Sin dejar de recitar para mí la retahíla ábaco, abadía, aberración, aborto, antropófago para comprobar que aún no había empezado a perder facultades, me puse al lado de mi padre y me asomé a la vieja caja de herramientas, donde entre los clavos y las tuercas vi vocales sueltas y palabras rotas que él reconstruía o transformaba con una habilidad manual que jamás le habría atribuido. Al notar que le observaba con aquel interés, tomó una copa cuya P, enormemente deteriorada, cambió por una S prácticamente nueva, convirtiéndola de este modo en una cosa que los dos contemplamos con cierta aprensión, pues no sabíamos qué era. Finalmente la arrojó al libro abierto que tenía delante y al poco se formó a su alrededor una comunidad de palabras, una frase absurda, pero que constituía también un intento de reordenación del mundo: A la cosa sin edad le duele el conflicto entre la harina y el armario.
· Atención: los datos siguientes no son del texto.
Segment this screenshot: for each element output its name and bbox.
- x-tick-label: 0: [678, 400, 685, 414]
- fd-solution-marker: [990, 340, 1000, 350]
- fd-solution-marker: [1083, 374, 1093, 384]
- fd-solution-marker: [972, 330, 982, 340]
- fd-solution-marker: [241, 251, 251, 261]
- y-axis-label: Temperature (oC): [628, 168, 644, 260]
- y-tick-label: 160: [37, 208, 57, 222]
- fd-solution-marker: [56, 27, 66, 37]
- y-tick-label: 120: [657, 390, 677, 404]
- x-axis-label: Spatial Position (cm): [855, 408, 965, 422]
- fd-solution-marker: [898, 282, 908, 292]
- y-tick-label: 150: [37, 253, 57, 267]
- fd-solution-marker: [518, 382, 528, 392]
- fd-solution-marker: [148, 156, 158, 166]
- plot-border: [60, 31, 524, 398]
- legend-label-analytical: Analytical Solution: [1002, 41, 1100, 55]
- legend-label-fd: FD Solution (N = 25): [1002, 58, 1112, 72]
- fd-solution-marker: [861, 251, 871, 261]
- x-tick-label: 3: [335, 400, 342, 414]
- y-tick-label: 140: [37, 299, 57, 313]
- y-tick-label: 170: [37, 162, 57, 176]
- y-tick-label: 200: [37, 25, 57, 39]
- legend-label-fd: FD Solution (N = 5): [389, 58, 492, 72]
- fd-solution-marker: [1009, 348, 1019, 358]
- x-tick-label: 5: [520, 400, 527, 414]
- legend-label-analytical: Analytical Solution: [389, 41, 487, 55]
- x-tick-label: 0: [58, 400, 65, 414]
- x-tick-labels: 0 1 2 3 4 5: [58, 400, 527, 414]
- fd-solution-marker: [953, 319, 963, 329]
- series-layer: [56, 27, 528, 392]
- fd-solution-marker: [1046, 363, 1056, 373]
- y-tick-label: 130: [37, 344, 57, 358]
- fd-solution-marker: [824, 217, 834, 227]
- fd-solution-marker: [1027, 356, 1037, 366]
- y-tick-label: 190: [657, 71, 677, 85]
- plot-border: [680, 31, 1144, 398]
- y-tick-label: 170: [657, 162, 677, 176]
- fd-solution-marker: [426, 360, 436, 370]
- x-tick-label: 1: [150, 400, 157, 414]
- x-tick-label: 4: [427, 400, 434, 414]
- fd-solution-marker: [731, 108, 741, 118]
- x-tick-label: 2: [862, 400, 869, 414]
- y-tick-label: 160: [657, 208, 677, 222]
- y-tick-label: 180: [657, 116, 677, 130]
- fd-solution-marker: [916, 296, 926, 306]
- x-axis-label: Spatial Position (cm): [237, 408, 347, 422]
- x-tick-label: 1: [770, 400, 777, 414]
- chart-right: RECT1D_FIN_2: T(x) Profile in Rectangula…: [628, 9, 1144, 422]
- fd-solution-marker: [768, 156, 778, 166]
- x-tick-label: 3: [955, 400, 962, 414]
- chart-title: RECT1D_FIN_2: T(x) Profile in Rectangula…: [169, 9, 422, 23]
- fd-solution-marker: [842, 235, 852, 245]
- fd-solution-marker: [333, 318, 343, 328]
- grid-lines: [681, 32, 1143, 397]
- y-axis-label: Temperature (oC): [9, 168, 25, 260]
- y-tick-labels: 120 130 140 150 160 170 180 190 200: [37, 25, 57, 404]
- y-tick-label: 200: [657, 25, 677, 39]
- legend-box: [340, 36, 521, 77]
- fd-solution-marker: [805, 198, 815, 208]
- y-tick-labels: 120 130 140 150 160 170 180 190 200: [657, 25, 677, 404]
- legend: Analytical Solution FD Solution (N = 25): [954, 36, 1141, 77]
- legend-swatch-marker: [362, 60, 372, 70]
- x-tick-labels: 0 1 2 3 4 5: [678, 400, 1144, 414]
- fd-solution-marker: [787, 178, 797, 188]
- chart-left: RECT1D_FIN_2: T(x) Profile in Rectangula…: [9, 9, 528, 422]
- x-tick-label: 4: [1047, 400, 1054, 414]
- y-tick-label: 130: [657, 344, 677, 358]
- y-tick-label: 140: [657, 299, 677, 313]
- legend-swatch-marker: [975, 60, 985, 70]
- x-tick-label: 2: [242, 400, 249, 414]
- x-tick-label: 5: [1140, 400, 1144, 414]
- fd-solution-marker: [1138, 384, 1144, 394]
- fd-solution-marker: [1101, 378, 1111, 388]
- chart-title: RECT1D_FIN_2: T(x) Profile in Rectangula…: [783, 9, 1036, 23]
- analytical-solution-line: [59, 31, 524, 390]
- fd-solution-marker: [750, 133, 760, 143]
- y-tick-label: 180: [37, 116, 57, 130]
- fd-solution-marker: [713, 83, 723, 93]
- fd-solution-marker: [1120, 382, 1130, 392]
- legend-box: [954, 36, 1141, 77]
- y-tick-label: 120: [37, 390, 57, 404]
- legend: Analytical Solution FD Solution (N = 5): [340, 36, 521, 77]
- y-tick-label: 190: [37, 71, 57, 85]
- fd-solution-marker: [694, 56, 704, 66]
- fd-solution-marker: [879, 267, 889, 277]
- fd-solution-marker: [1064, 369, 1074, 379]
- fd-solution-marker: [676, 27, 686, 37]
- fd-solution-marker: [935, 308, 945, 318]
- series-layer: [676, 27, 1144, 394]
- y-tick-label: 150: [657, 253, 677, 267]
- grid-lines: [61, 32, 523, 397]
Yendo de un lado a otro de la estancia comprobé que había al menos otros dos libros, con las hojas cosidas con cordones de zapatos o alambres, cuyas páginas estaban llenas de frases sin sentido: El oído no gobernará la periferia; Comerán matrimonios sin relaciones personales; Las solapas encuentran bello el ataúd azul; Los calvos comen clavos, etcétera. Pero lo importante no era tanto el sentido como el hecho de que aquellos libros, lejos de volar, como los anteriores, permanecían allí donde eran depositados, conteniendo en su interior palabras y letras desaparecidas desde hacía tanto tiempo. Era cierto que la frente de mis padres continuaba hundida y que sus párpados no habían perdido aquella rigidez que evocaba la forma de mirar de los reptiles, pero pensé que quizá el sentido aparecería más tarde y con él el orden anterior. No me resignaba, en suma, a que aquello no fuera el principio de algo.
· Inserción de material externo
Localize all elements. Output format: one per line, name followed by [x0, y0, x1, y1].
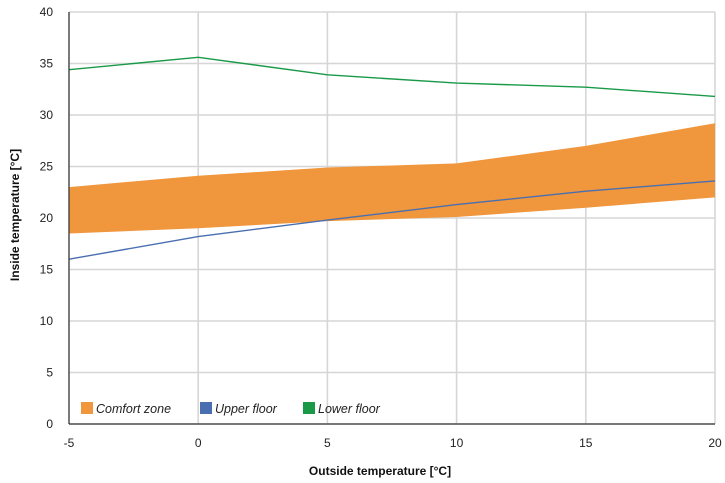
legend-label-lower-floor: Lower floor [318, 402, 381, 416]
y-tick-labels: 0 5 10 15 20 25 30 35 40 [40, 5, 54, 431]
series-line-upper-floor [68, 180, 716, 260]
legend-swatch-lower-floor [303, 402, 315, 414]
x-tick-label: 5 [324, 436, 331, 450]
comfort-zone-layer [69, 123, 715, 234]
y-tick-label: 40 [40, 5, 54, 19]
x-tick-label: 10 [450, 436, 464, 450]
comfort-zone-area [69, 123, 715, 234]
y-tick-label: 35 [40, 57, 54, 71]
y-tick-label: 15 [40, 263, 54, 277]
legend-swatch-comfort-zone [81, 402, 93, 414]
y-tick-label: 5 [46, 366, 53, 380]
x-axis-title: Outside temperature [°C] [309, 464, 451, 478]
y-axis-title: Inside temperature [°C] [8, 149, 22, 281]
legend-label-comfort-zone: Comfort zone [96, 402, 171, 416]
legend: Comfort zone Upper floor Lower floor [81, 402, 381, 416]
y-tick-label: 20 [40, 211, 54, 225]
y-tick-label: 25 [40, 160, 54, 174]
y-tick-label: 30 [40, 108, 54, 122]
x-tick-label: 15 [579, 436, 593, 450]
legend-label-upper-floor: Upper floor [215, 402, 278, 416]
x-tick-labels: -5 0 5 10 15 20 [64, 436, 722, 450]
series-layer [68, 56, 716, 260]
axes [68, 12, 715, 425]
y-tick-label: 10 [40, 314, 54, 328]
series-line-lower-floor [68, 56, 716, 98]
x-tick-label: 0 [195, 436, 202, 450]
legend-swatch-upper-floor [200, 402, 212, 414]
x-tick-label: 20 [708, 436, 722, 450]
x-tick-label: -5 [64, 436, 75, 450]
y-tick-label: 0 [46, 417, 53, 431]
De súbito noté un dolor remoto en el estómago. Era tan hondo, tan lejano, que pensé que quizá se hubiera producido en el otro cuerpo. Temí no poder controlar el regreso y verme arrebatado de allí antes de hacer algo por mis padres, y también por mí mismo, la verdad, pues había comenzado a percibir cierta tirantez en el rostro, como si se estuvieran produciendo ajustes en la calavera. Así que reuní un conjunto de hojas irregulares que recogí de los rincones de la estancia aquella y las cosí con un alambre fino que encontré en la caja de herramientas de mi padre. Después, tomé una A y la coloqué con mucho cuidado en la esquina superior izquierda de la primera página. Pretendía construir ese nicho ecológico o ecosistema llamado diccionario, a partir del cual, pensaba yo, se reconstruiría la vida, aunque fuera una vida totalmente alfabética donde los ciegos fueran vecinos de los cíclopes, y las moscas de los mosaicos.
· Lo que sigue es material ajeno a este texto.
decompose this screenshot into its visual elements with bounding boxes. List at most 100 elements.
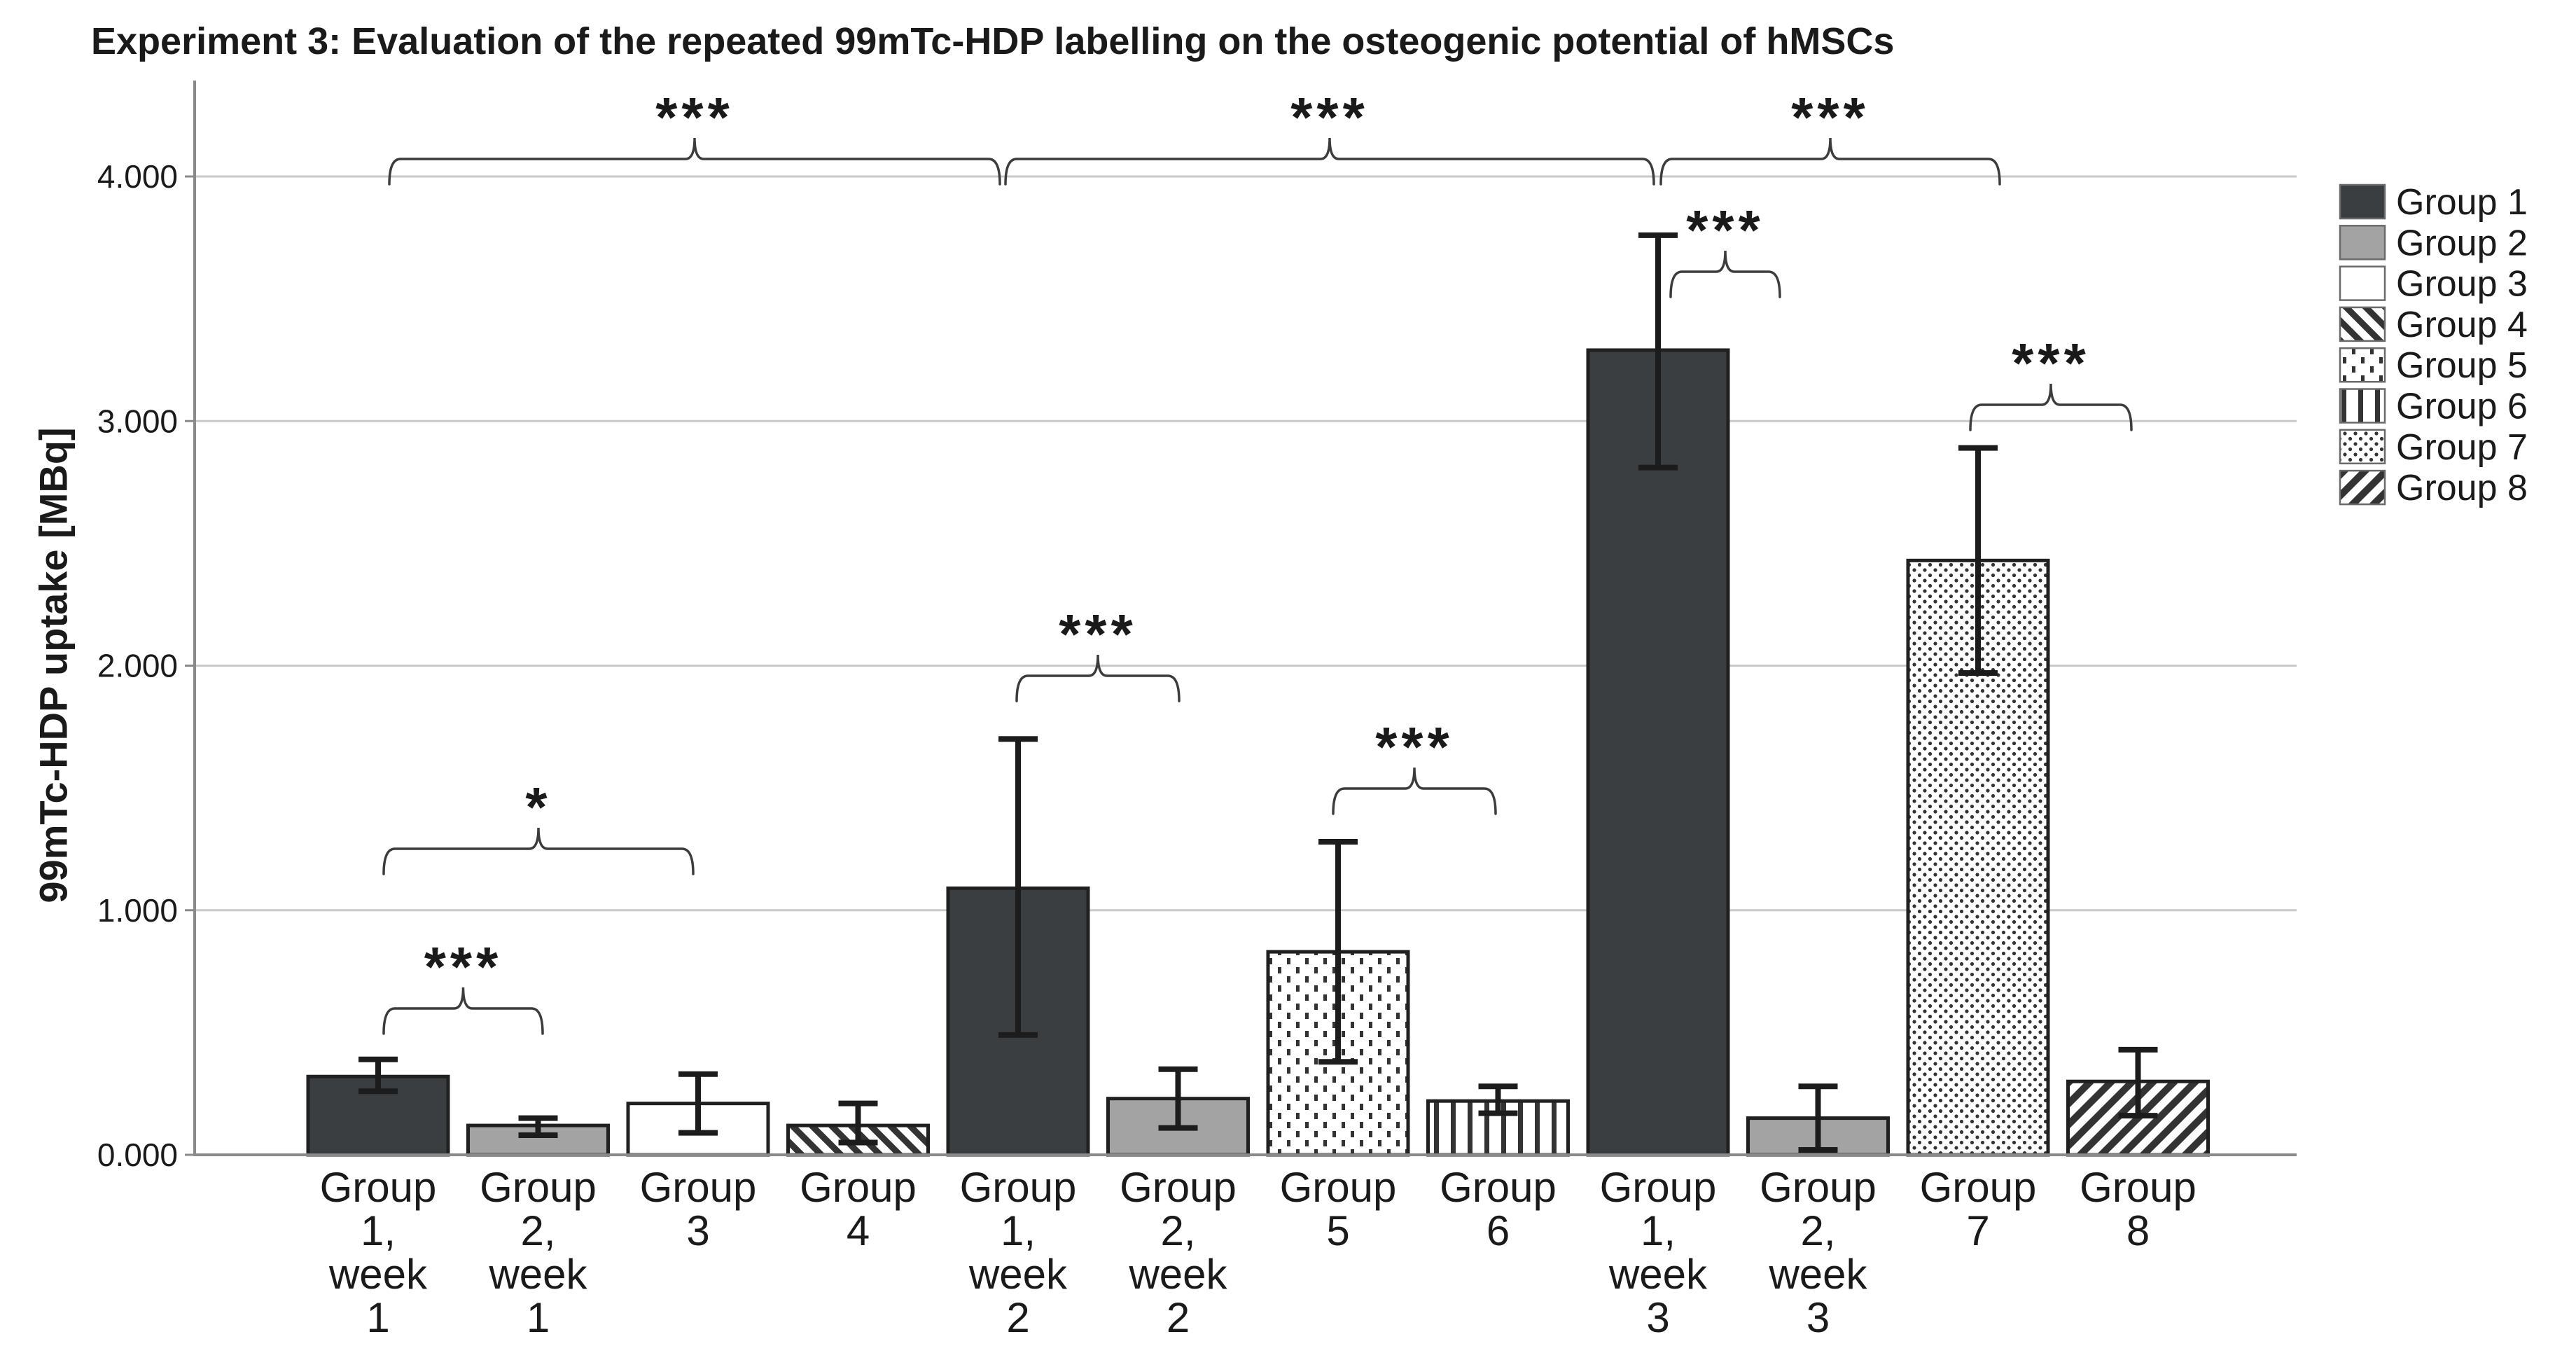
x-label-line: 7 bbox=[1966, 1207, 1989, 1254]
chart-title: Experiment 3: Evaluation of the repeated… bbox=[91, 20, 1895, 62]
x-label-group-3: Group 3 bbox=[640, 1164, 757, 1254]
x-label-line: Group bbox=[1760, 1164, 1877, 1211]
x-label-line: 1, bbox=[1641, 1207, 1676, 1254]
x-label-line: 2, bbox=[1800, 1207, 1835, 1254]
sig-stars: *** bbox=[1290, 86, 1368, 148]
error-bar-group-2-week-2 bbox=[1158, 1066, 1198, 1131]
bracket-path bbox=[1015, 654, 1181, 702]
sig-bracket-group-5--group-6: *** bbox=[1332, 716, 1497, 815]
x-label-line: Group bbox=[1280, 1164, 1397, 1211]
x-label-line: week bbox=[488, 1251, 587, 1298]
x-label-line: 1, bbox=[361, 1207, 396, 1254]
error-bar-group-2-week-3 bbox=[1798, 1083, 1838, 1153]
x-label-line: Group bbox=[1600, 1164, 1717, 1211]
legend-item-group-5: Group 5 bbox=[2339, 345, 2528, 386]
x-label-line: 4 bbox=[847, 1207, 870, 1254]
sig-stars: *** bbox=[1375, 716, 1453, 778]
x-label-group-6: Group 6 bbox=[1440, 1164, 1557, 1254]
y-tick-label-2: 2.000 bbox=[97, 648, 178, 684]
y-tick-label-3: 3.000 bbox=[97, 403, 178, 439]
legend-item-group-7: Group 7 bbox=[2339, 427, 2528, 468]
sig-stars: *** bbox=[655, 86, 733, 148]
legend-swatch-solid-white bbox=[2339, 265, 2386, 301]
y-tick-labels-layer: 0.000 1.000 2.000 3.000 4.000 bbox=[97, 158, 195, 1173]
x-label-group-2-week-2: Group 2, week 2 bbox=[1120, 1164, 1237, 1341]
error-bar-group-1-week-3 bbox=[1638, 232, 1678, 471]
sig-stars: *** bbox=[2012, 332, 2089, 394]
x-label-line: 1 bbox=[366, 1294, 389, 1341]
sig-bracket-group-1-week-2--group-1-week-3: *** bbox=[1004, 86, 1655, 186]
bracket-path bbox=[1332, 767, 1497, 815]
error-bar-group-2-week-1 bbox=[518, 1115, 558, 1139]
bars-layer bbox=[306, 348, 2210, 1157]
x-label-line: 2, bbox=[1160, 1207, 1195, 1254]
legend-swatch-diag-fwd bbox=[2339, 469, 2386, 506]
legend-label: Group 1 bbox=[2396, 182, 2528, 223]
bracket-path bbox=[1669, 250, 1781, 298]
x-label-line: Group bbox=[1920, 1164, 2037, 1211]
legend-label: Group 5 bbox=[2396, 345, 2528, 386]
x-label-group-1-week-1: Group 1, week 1 bbox=[320, 1164, 437, 1341]
bracket-path bbox=[382, 987, 544, 1035]
x-label-line: 3 bbox=[1646, 1294, 1669, 1341]
x-label-line: Group bbox=[800, 1164, 917, 1211]
legend-swatch-solid-dark bbox=[2339, 183, 2386, 220]
x-label-line: Group bbox=[320, 1164, 437, 1211]
x-label-group-4: Group 4 bbox=[800, 1164, 917, 1254]
sig-bracket-group-1-week-3--group-7: *** bbox=[1659, 86, 2001, 186]
sig-stars: *** bbox=[424, 936, 502, 998]
x-label-line: 3 bbox=[686, 1207, 709, 1254]
sig-stars: *** bbox=[1791, 86, 1869, 148]
legend-swatch-dots-dense bbox=[2339, 429, 2386, 465]
bar-group-1-week-3 bbox=[1586, 348, 1730, 1157]
x-label-group-7: Group 7 bbox=[1920, 1164, 2037, 1254]
significance-layer: *** *** ******************* bbox=[382, 86, 2133, 1035]
sig-stars: *** bbox=[1059, 603, 1136, 665]
error-bar-group-1-week-1 bbox=[358, 1056, 398, 1095]
x-label-line: Group bbox=[1440, 1164, 1557, 1211]
legend-swatch-dots-sparse bbox=[2339, 347, 2386, 383]
sig-bracket-group-7--group-8: *** bbox=[1969, 332, 2133, 431]
bracket-path bbox=[1659, 137, 2001, 186]
legend-swatch-solid-gray bbox=[2339, 225, 2386, 261]
x-label-line: 3 bbox=[1806, 1294, 1830, 1341]
x-label-line: week bbox=[1768, 1251, 1867, 1298]
legend-label: Group 8 bbox=[2396, 468, 2528, 508]
x-label-group-1-week-2: Group 1, week 2 bbox=[960, 1164, 1077, 1341]
x-label-line: Group bbox=[640, 1164, 757, 1211]
x-label-line: Group bbox=[2080, 1164, 2196, 1211]
error-bar-group-5 bbox=[1318, 838, 1358, 1065]
x-label-line: week bbox=[968, 1251, 1068, 1298]
bracket-path bbox=[388, 137, 1001, 186]
y-tick-label-1: 1.000 bbox=[97, 892, 178, 929]
x-label-group-8: Group 8 bbox=[2080, 1164, 2196, 1254]
legend-item-group-6: Group 6 bbox=[2339, 387, 2528, 427]
error-bars-layer bbox=[358, 232, 2158, 1153]
legend-label: Group 4 bbox=[2396, 305, 2528, 345]
x-label-line: 1 bbox=[527, 1294, 550, 1341]
sig-stars: * bbox=[525, 776, 551, 838]
legend-label: Group 3 bbox=[2396, 264, 2528, 305]
legend-swatch-diag-back bbox=[2339, 306, 2386, 342]
legend-item-group-2: Group 2 bbox=[2339, 223, 2528, 263]
axes-layer bbox=[193, 81, 2297, 1156]
sig-bracket-group-1-week-1--group-3: * bbox=[382, 776, 695, 875]
y-tick-label-0: 0.000 bbox=[97, 1137, 178, 1173]
bracket-path bbox=[1004, 137, 1655, 186]
legend-swatch-vstripes bbox=[2339, 388, 2386, 424]
bracket-path bbox=[1969, 383, 2133, 431]
x-label-line: Group bbox=[960, 1164, 1077, 1211]
x-label-line: 8 bbox=[2126, 1207, 2150, 1254]
x-label-group-5: Group 5 bbox=[1280, 1164, 1397, 1254]
x-label-group-1-week-3: Group 1, week 3 bbox=[1600, 1164, 1717, 1341]
x-label-line: 1, bbox=[1001, 1207, 1036, 1254]
x-label-line: 5 bbox=[1326, 1207, 1349, 1254]
sig-bracket-group-1-week-1--group-1-week-2: *** bbox=[388, 86, 1001, 186]
error-bar-group-8 bbox=[2118, 1046, 2158, 1119]
legend-item-group-4: Group 4 bbox=[2339, 305, 2528, 345]
x-label-line: 2, bbox=[520, 1207, 555, 1254]
sig-stars: *** bbox=[1686, 199, 1764, 261]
Coloqué, pues, la A, y al poco se fue formando debajo de ella una columna de palabras en la que pronto aparecieron ábaco, abadía, aberración, aborto y antropófago. Comprendí que la realidad procedía del estallido de la A, y supe que si era capaz de permanecer allí hasta que se completara el proceso vería aparecer de nuevo los bolígrafos, los calcetines, los cinturones, las cucharas, las mesas… Pero no fue posible, porque volvió el dolor lejano del estómago y me sentí arrebatado hacia la otra región o hacia el otro lado del calcetín, donde al abrir los ojos vi a mi madre tocándome la frente.
—Me duele el estómago —dije.
—Es por las medicinas, se te pasará en seguida. Ahora tienes que hacer caso y no levantarte hasta que nosotros te digamos.